まず、自分の身に何が起こったのか記憶の確認と情報の整理をする。

私の名前は須藤羽矢すどうはや。住んでいた街の近くの学校に通う女子校生。

 確か、学校のテニス部の地区大会予選に出るためにバスに乗っていたはず。

 高速道路を走っている時にバスの中でみんな遊んだり、相談したり、お菓子食べたりしてて、そうしていたらバスが突然大きく揺れだして…。

 そこから先がどうにも思い出せない。

 ひとつ確実に言えることは、自分の乗っていたバスが事故に遭い、そして自分は現場から連れ出された事だ。

 でも何で自分が? なぜ、それも何のために?

 考えれば考えるほど、疑念が尽きなかった。

 そういえば、さっきから少し肌寒く感じる。確かに殺風景だけど空調も悪いのだろうか……


「……!?」


 今になって自分が衣服を一切何も身につけていない生まれたままの姿―裸であることに気がついた。

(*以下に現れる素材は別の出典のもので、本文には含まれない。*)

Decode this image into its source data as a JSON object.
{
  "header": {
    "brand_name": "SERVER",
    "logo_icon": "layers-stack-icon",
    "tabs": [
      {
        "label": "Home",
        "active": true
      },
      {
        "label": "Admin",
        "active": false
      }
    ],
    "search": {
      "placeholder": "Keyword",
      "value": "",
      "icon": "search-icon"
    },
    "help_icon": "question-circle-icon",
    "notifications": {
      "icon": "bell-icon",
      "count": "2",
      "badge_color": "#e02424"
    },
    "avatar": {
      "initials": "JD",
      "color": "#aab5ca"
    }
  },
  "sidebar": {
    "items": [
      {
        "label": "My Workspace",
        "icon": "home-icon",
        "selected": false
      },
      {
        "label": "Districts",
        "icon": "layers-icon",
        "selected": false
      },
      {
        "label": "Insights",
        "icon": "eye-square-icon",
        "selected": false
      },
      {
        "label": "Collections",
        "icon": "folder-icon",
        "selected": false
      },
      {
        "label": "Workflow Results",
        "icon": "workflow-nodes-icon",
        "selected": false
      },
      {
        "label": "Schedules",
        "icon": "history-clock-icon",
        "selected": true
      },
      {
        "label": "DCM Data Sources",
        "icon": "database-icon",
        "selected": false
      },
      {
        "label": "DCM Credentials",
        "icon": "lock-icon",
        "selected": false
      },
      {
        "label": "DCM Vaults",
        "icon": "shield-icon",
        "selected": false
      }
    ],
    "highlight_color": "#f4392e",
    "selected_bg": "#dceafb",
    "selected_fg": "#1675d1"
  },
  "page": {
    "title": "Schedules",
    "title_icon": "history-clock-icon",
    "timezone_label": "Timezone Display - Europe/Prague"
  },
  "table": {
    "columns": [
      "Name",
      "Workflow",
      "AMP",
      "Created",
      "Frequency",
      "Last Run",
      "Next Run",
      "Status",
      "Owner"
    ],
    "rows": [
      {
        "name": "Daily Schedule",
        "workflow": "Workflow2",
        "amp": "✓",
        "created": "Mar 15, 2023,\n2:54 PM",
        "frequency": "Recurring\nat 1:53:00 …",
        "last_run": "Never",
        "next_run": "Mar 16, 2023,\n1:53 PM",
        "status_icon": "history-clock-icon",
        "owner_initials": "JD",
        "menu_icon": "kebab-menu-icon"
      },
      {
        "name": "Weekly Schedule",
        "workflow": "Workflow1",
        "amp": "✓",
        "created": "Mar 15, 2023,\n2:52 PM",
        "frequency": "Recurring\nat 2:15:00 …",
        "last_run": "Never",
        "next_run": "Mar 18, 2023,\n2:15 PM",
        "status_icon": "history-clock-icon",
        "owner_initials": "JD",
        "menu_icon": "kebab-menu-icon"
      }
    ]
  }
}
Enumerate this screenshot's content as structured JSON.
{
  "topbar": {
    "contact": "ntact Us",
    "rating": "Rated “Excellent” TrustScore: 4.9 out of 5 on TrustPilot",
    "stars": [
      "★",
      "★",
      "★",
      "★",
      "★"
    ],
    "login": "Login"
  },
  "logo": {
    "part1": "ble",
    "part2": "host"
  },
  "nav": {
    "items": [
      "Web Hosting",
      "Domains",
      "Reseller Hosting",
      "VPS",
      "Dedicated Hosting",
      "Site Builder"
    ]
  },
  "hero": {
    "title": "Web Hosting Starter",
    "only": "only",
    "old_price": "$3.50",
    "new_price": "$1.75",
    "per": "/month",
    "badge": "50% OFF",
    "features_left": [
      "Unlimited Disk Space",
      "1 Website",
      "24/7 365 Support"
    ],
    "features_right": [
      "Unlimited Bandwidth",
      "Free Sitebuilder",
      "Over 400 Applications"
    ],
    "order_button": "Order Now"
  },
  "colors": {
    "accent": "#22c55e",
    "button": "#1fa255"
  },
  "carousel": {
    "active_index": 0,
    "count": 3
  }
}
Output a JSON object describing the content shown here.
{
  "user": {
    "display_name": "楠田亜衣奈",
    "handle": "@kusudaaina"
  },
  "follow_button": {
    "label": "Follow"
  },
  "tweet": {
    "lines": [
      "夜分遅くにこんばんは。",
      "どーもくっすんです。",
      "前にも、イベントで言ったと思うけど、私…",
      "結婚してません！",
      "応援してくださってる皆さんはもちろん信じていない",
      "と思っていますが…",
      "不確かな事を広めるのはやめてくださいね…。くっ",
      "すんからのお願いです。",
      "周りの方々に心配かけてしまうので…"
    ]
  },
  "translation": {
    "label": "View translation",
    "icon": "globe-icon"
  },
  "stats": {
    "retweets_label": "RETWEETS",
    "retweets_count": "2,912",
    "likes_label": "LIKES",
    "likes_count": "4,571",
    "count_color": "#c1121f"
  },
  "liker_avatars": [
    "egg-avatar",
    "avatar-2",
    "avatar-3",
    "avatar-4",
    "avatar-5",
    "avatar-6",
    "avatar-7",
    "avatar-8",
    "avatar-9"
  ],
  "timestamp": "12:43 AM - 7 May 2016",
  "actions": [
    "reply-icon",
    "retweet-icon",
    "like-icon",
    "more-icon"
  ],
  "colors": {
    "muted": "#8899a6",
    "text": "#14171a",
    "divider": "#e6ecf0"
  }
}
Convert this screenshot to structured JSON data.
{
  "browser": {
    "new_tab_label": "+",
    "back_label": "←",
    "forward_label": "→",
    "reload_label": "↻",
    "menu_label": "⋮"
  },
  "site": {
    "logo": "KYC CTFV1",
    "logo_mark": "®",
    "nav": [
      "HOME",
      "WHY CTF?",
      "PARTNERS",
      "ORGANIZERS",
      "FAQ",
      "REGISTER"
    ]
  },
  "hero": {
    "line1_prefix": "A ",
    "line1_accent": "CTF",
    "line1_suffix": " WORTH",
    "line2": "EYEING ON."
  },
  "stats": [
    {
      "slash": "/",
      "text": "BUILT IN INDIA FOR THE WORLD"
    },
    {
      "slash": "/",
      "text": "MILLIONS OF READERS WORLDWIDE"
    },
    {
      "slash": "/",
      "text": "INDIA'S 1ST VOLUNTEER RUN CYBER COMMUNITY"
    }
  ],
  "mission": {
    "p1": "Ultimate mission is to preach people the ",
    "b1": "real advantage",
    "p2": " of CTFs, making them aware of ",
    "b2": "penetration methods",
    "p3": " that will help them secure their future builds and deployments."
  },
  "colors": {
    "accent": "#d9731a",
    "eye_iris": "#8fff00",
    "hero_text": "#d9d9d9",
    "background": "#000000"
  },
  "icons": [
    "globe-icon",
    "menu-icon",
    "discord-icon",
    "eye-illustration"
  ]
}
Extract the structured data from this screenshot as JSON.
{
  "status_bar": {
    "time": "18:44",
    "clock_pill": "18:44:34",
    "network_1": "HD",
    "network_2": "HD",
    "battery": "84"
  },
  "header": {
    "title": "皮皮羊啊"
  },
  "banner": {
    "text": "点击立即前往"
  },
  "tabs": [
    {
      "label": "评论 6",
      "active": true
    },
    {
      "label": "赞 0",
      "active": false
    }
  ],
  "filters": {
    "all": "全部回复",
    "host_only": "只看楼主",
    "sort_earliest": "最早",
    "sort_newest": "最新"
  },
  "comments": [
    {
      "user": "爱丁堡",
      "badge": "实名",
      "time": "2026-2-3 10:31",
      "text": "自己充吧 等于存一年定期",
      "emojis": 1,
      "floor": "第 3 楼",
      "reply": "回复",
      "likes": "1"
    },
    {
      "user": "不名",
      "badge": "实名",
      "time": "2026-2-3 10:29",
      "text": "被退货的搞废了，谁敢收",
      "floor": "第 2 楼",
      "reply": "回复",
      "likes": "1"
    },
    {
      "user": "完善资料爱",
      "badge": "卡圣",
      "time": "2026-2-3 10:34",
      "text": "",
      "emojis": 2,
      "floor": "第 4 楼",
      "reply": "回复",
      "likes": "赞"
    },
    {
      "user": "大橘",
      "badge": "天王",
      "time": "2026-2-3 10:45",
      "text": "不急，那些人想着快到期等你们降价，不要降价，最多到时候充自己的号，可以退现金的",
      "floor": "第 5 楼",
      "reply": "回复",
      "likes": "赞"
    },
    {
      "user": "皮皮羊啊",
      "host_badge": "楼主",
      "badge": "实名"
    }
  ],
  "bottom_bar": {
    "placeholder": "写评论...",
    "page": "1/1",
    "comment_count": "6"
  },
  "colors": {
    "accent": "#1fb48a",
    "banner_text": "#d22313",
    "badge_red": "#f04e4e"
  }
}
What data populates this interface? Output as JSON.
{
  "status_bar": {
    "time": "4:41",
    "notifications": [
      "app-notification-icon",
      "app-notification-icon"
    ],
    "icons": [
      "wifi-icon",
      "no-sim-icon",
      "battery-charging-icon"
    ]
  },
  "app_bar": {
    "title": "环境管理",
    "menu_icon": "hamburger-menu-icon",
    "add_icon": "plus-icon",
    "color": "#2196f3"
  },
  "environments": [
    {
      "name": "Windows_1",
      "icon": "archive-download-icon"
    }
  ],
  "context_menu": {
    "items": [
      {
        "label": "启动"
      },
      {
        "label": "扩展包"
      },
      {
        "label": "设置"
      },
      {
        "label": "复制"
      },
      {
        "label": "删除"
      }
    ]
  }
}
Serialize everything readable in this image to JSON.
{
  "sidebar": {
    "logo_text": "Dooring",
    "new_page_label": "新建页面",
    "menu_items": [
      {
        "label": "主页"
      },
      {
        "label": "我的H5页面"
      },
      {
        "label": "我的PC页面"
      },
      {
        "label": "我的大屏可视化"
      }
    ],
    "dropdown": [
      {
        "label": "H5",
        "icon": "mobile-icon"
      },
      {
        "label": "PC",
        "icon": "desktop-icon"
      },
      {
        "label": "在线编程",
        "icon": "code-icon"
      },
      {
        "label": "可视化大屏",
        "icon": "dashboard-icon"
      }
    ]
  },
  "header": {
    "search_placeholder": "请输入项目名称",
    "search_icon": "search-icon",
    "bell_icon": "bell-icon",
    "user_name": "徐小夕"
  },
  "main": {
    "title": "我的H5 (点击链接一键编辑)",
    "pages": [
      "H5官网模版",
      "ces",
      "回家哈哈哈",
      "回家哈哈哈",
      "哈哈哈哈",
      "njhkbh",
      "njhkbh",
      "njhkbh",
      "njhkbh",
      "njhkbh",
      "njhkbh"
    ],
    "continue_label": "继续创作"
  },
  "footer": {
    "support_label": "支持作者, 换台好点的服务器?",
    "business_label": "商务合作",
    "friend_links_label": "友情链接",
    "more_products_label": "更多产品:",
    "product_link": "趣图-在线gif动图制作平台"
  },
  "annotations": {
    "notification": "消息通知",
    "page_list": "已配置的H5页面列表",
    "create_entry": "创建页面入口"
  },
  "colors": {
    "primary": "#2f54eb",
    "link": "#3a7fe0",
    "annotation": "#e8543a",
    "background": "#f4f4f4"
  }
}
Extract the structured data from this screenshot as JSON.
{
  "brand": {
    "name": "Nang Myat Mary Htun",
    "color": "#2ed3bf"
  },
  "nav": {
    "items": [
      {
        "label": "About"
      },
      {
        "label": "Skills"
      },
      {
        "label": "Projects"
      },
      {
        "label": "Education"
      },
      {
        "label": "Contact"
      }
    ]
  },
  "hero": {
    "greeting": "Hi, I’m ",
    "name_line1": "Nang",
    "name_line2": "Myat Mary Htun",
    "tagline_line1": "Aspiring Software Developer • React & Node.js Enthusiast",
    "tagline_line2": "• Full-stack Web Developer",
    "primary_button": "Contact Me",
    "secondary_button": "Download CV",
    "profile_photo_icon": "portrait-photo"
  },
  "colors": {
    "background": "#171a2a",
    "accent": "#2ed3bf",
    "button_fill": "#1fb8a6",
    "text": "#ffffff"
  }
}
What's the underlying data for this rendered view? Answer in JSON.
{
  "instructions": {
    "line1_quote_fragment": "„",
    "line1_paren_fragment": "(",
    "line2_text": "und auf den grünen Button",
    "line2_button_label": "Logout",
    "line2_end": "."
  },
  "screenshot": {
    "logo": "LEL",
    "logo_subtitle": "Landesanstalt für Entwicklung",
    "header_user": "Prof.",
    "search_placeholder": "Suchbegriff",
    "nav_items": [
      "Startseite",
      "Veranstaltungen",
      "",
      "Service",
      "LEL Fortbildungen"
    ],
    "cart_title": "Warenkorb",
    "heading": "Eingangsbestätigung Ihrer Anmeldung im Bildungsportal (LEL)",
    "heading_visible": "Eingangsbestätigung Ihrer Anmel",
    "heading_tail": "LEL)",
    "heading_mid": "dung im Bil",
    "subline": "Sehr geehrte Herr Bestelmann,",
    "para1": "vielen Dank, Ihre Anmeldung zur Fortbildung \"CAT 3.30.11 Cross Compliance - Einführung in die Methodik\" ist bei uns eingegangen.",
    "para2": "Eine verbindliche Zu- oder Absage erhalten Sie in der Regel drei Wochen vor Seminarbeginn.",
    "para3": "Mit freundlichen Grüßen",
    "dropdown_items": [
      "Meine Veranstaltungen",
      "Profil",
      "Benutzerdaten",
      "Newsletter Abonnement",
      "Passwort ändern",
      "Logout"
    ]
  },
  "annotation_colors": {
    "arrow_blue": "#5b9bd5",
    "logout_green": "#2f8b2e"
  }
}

 何!? 何で!? 何がどうして!? 私何かされちゃったの!?

 急いで毛布を身体にかける。誰にも見られていないのに急激に恥ずかしく感じてきた。

 いや、そこは問題じゃない。経験も出会いも何もしてきていないのに、何者かに何かされてしまったのが一番の問題だった。

 「け…汚された…」

頭の中が真っ白になっていく感じがした。

 ああ、こんな非常事態に何を貞操の心配を考えているんだろう私は……。

「あれ……? ……なんだろう……コレ?」

 ふと目線を下には向けてみると、胸元からお腹にかけて縦長の傷があった。手術の痕のようにも見えた。

バスの事故から連れ出されたあと、手術を受けたのだろうか。それにしては場所がおかしいような気がする。この場合、腕か足なのではないだろうか。内臓にダメージでも負ったのだろうか。

 と、するとここは病院? いや、こんな暗くて狭くて不潔そうな病院があるわけがない。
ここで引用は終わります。